With the laid-back style that has become his trademark, DeGraw says he expected to be in the bottom two this week. After all, he's been there twice already, and couldn't believe that he had somehow earned enough votes to escape last week.

But this week he saw it coming, and decided to welcome it with open arms. "I love the bottom two," says DeGraw, who is partnered with reigning champion Karina Smirnoff. "It's a special place, and a place that very few people get to experience repeatedly. People are creatures of habit, so us being in the bottom two is like going back home."

So he took a hard look at the new rules this season that introduced the Dance Duel for the bottom two and decided he wanted to give the producers — and the judges — a run for their money. He wanted to dazzle them with his 11th-hour cha cha. "My strategy as a battlefield general was to not worry about our primary dance and spend the whole week working on what would be our dance-off," he says. "But Karina didn't like that strategy."

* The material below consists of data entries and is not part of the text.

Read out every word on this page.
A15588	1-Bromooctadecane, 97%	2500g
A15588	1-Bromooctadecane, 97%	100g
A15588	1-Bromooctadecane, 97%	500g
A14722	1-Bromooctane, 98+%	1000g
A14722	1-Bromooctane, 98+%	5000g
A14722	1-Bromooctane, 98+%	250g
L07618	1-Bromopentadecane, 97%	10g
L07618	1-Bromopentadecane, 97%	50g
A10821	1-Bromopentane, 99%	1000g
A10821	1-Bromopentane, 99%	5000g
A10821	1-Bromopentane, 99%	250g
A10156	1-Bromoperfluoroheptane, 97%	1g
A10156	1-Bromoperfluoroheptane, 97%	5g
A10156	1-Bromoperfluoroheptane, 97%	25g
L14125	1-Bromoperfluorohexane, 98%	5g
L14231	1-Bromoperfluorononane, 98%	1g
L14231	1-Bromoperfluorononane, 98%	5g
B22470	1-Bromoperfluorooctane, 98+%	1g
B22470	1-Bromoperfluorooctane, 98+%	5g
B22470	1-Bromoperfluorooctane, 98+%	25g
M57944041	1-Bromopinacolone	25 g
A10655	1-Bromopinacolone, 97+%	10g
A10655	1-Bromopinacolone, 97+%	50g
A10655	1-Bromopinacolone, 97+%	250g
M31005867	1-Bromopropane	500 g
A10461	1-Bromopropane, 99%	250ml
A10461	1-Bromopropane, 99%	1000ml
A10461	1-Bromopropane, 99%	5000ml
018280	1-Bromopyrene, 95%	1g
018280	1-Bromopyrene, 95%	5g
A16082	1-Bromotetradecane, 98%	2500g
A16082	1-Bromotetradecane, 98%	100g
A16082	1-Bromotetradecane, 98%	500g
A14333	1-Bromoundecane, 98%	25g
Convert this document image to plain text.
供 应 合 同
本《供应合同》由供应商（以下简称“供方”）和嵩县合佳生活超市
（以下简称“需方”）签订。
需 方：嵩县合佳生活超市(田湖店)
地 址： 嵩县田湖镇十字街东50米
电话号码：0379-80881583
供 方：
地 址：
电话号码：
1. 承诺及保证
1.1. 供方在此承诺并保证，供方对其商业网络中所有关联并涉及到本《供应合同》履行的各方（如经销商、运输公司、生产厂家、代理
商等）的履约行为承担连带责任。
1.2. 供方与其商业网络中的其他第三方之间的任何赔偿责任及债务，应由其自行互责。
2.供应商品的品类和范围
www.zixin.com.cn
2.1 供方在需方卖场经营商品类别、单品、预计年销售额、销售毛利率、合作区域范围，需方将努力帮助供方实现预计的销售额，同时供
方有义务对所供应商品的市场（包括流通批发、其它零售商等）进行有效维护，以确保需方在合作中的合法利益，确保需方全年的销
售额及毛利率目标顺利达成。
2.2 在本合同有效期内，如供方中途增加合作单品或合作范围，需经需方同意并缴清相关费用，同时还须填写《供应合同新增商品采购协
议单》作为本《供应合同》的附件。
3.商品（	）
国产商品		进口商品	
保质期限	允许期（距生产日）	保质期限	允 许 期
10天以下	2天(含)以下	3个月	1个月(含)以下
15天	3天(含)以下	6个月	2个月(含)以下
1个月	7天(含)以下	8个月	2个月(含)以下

"I actually did like it," says Smirnoff, "but we never had the time to do it, because we still needed to do some sort of an original [samba] dance."

"No, we didn't," argues DeGraw. "We could've gone out there, given each other a couple of high fives, just stand there for a minute and a half and say, 'See you guys at the "duel."' And then come out and just kill it."

There is an unspoken rule in reality show competitions — whether it be Survivor or Celebrity Apprentice — that in order to win, you don't play the game, you play the show. DeGraw didn't beat Dancing at its own game — but somebody else might.